Мужайтесь и вооружайтесь! (Заплавный) - страница 14

С другой стороны Богдан Аршинский — удалая голова. Смел, находчив, хитроумен. В сшибках с воинственными степняками наилучшим образом себя показал, а того больше — в мирных посольских переговорах с ишимскими, барабинскими, калмыцкими князьцами. Не было случая, чтобы он труса праздновал, общего языка с лучшими людьми татарских юртов или остяцких становищ не нашел. И товарищ надежный. Взять хотя бы тот случай, когда Аршинский, тогда еще полусотник, ходил со своим отрядом на Ямыш-озеро за солью. Туда добрался без помех, а на обратном пути крепко потрепал его со своими людьми сын бывшего властителя Сибири Кучум-хана, Азим. Мало того, трех казаков запленил. Что делать? Другой бы на месте Аршинского следом за ордынцами разведчиков отправил, а Богдан сам в погоню за ними не медля бросился. И ведь сумел не только товарищей выручить, но и сам в живых остаться. Один из трех спасенных казаков — Федька Глотов, отец Тимошки, ласковое тепло золотистой головенки которого ладонь Тыркова и до сих пор хранит.

Все это мгновенно пронеслось в сознании Тыркова и задержалось на Тимошке. Он мальца кедровыми орехами, за неимением при себе ничего другого, одарил, а надо бы послаще, поценней. Вот как Богдан Аршинский в пору запоя. По натуре своей он прижимист, скуп, но стоит ему хлебнуть лишку — до того хмелеет, что начинает раздавать прожившимся до нитки казакам, а чаще их детям зипуны овчинные, полукафтаны, сапожки, сарафаны, кушаки, а однажды доброго коня со всем конским снаряжением сыну казацкому Сусару Заворихину подарил: на! гарцуй! меня, Богдана Аршинского, помни!..

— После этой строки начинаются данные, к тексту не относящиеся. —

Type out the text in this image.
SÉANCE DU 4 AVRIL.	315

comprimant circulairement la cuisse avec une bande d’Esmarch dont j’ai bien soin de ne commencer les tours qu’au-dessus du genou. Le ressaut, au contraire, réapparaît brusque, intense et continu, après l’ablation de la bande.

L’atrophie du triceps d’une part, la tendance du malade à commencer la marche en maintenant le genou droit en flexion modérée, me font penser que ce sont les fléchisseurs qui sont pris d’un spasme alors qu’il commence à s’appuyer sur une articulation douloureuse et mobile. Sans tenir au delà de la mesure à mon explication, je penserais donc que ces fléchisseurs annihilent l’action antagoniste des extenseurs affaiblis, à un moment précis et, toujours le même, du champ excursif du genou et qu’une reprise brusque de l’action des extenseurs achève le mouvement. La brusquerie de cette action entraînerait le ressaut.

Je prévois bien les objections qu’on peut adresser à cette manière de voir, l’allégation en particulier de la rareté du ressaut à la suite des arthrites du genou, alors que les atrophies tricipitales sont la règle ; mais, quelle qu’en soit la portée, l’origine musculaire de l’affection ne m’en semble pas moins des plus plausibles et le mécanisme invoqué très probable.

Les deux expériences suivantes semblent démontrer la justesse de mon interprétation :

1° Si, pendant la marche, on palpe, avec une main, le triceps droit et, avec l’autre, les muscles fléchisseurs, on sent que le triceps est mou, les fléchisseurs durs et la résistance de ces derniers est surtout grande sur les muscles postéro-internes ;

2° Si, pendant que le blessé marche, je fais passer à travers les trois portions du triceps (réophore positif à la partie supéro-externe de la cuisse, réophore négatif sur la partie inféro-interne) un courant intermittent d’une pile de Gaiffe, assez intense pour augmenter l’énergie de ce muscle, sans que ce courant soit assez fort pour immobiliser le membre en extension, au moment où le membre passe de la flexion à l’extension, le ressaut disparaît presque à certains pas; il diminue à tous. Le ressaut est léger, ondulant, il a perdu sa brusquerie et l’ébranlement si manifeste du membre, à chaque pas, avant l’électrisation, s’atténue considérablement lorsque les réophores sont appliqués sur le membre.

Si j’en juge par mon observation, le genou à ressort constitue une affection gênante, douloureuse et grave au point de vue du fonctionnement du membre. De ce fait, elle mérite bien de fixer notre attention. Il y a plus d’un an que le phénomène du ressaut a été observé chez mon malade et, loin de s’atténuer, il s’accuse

— А скажи-ка, Овдока Онтиповна, — поинтересовался Тырков. — Не был ли Аршинский пьян, когда твоей Люшке чусы давал?

— Нешто я его, ирода, нюхала? — поджала истончившиеся до синевы губы Авдотья. — Да и кака разница — пьян али не пьян? Виноватый — ответь! Моя правда серая, неумытая, но я от ее ни перед кем не отступлюсь.

— Ну да, ну да, — не стал спорить Тырков. — Тогда не покажешь ли мне, матушка, сами чусы? Любопытно взглянуть.

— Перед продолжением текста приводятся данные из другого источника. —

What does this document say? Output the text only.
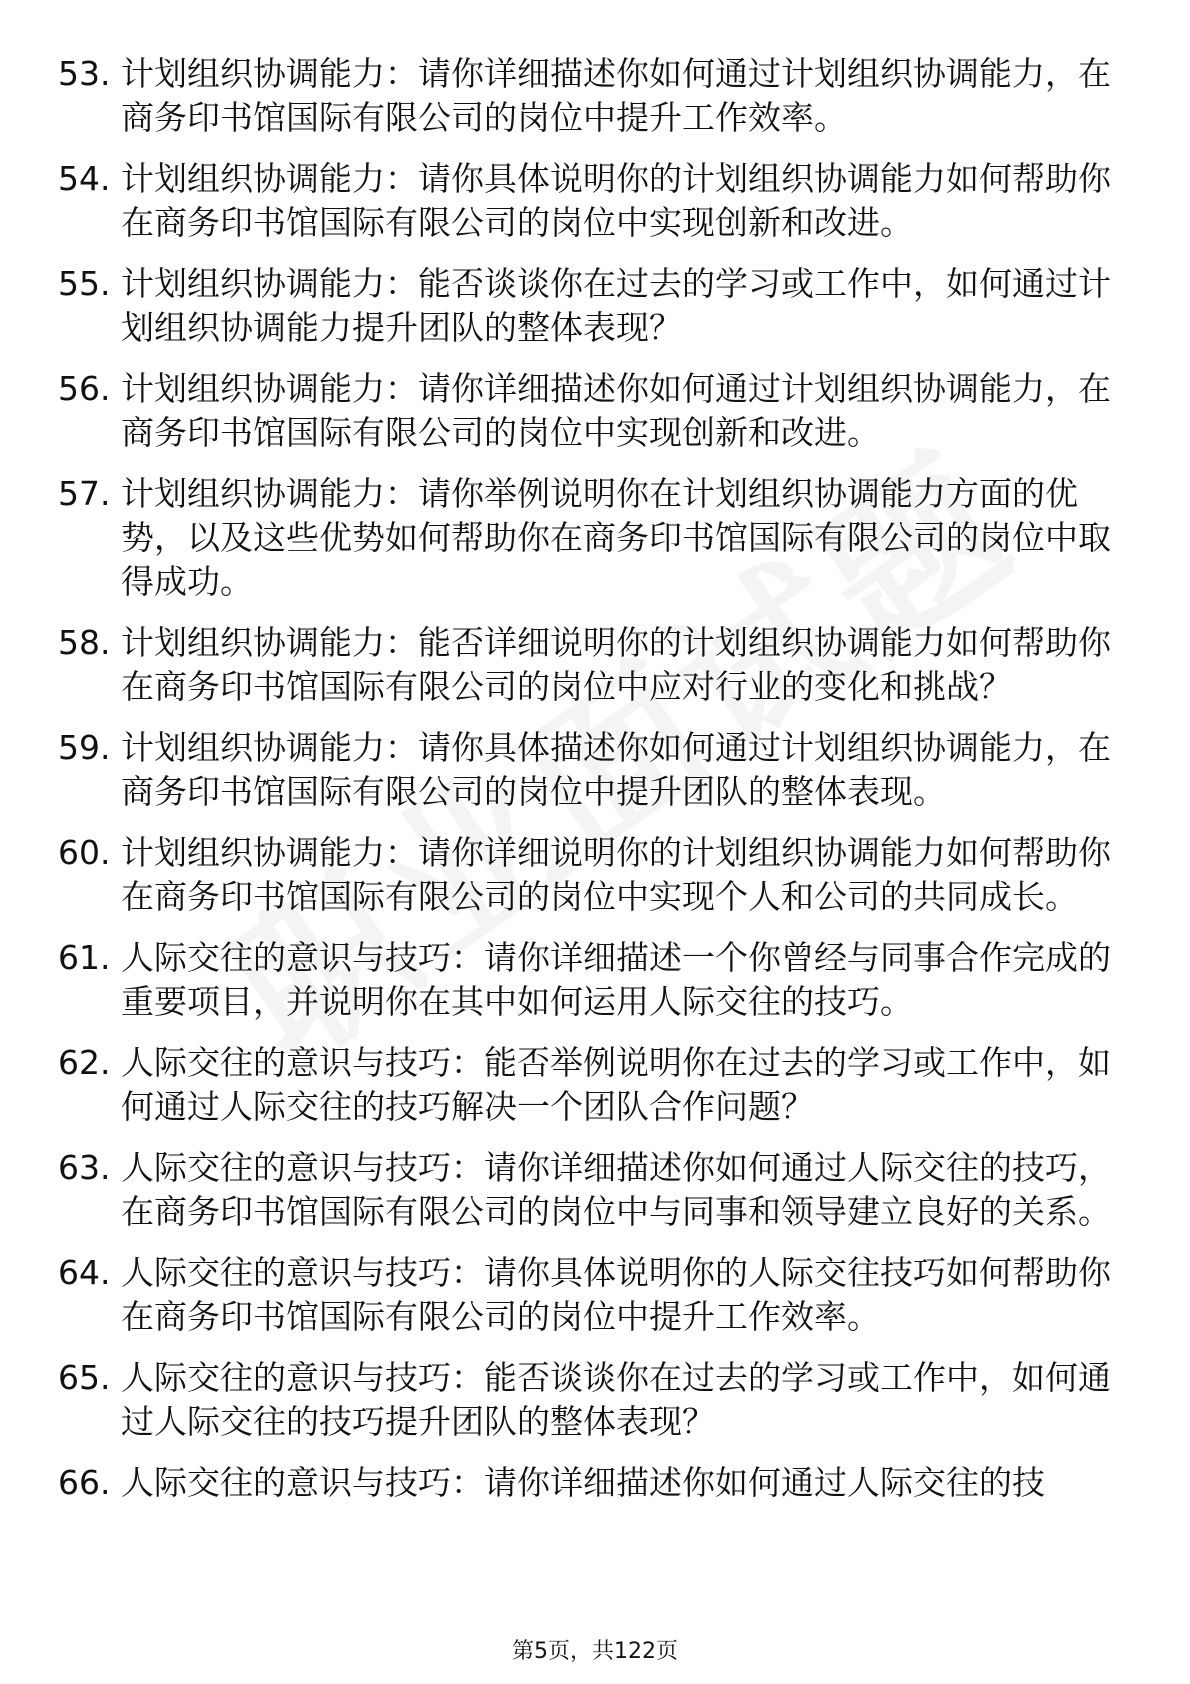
53. 计划组织协调能力：请你详细描述你如何通过计划组织协调能力，在商务印书馆国际有限公司的岗位中提升工作效率。
54. 计划组织协调能力：请你具体说明你的计划组织协调能力如何帮助你在商务印书馆国际有限公司的岗位中实现创新和改进。
55. 计划组织协调能力：能否谈谈你在过去的学习或工作中，如何通过计划组织协调能力提升团队的整体表现？
56. 计划组织协调能力：请你详细描述你如何通过计划组织协调能力，在商务印书馆国际有限公司的岗位中实现创新和改进。
57. 计划组织协调能力：请你举例说明你在计划组织协调能力方面的优势，以及这些优势如何帮助你在商务印书馆国际有限公司的岗位中取得成功。
58. 计划组织协调能力：能否详细说明你的计划组织协调能力如何帮助你在商务印书馆国际有限公司的岗位中应对行业的变化和挑战？
59. 计划组织协调能力：请你具体描述你如何通过计划组织协调能力，在商务印书馆国际有限公司的岗位中提升团队的整体表现。
60. 计划组织协调能力：请你详细说明你的计划组织协调能力如何帮助你在商务印书馆国际有限公司的岗位中实现个人和公司的共同成长。
61. 人际交往的意识与技巧：请你详细描述一个你曾经与同事合作完成的重要项目，并说明你在其中如何运用人际交往的技巧。
62. 人际交往的意识与技巧：能否举例说明你在过去的学习或工作中，如何通过人际交往的技巧解决一个团队合作问题？
63. 人际交往的意识与技巧：请你详细描述你如何通过人际交往的技巧，在商务印书馆国际有限公司的岗位中与同事和领导建立良好的关系。
64. 人际交往的意识与技巧：请你具体说明你的人际交往技巧如何帮助你在商务印书馆国际有限公司的岗位中提升工作效率。
65. 人际交往的意识与技巧：能否谈谈你在过去的学习或工作中，如何通过人际交往的技巧提升团队的整体表现？
66. 人际交往的意识与技巧：请你详细描述你如何通过人际交往的技
第5页，共122页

— Чусы, как чусы. Я же-ть тебе гутарю: вещичка чистого серебра под ярым золотцем. Но долго в земле лежала. Ее, поди, кто-тось из нонешних бугровщиков по татарским могилам в степи нарыл. Може, и сам Богдашка. Но скорей всего его прихвостень Пинай Чускаев.

— Почем знаешь?

— А тут и знать нечего. Пинай со своими братовьями четвертого дня как с караулов возвернулся. Сама слышала ихние шепоты. Будто бы они где-тось в саргачинских землях ханские могилы поразрывали. Зря, что ли, Мотря Чускаевская золотым колечком перед бабами чванилась? А у ейного Евсютки я сама татарский алтын видела — поболее нашей копейной деньги будет, из хорошего серебра и с дыркой, штоб на шее носить. Откуда бы он у его взялся, если не из тех могильных бугров?.. Мы — Шемелины! Нам чужого не надо. Так што я богдашкины чусы атаману Ильину, считай, сразу отдала. Коли любопытно, из его рук на них и поглянешь. А?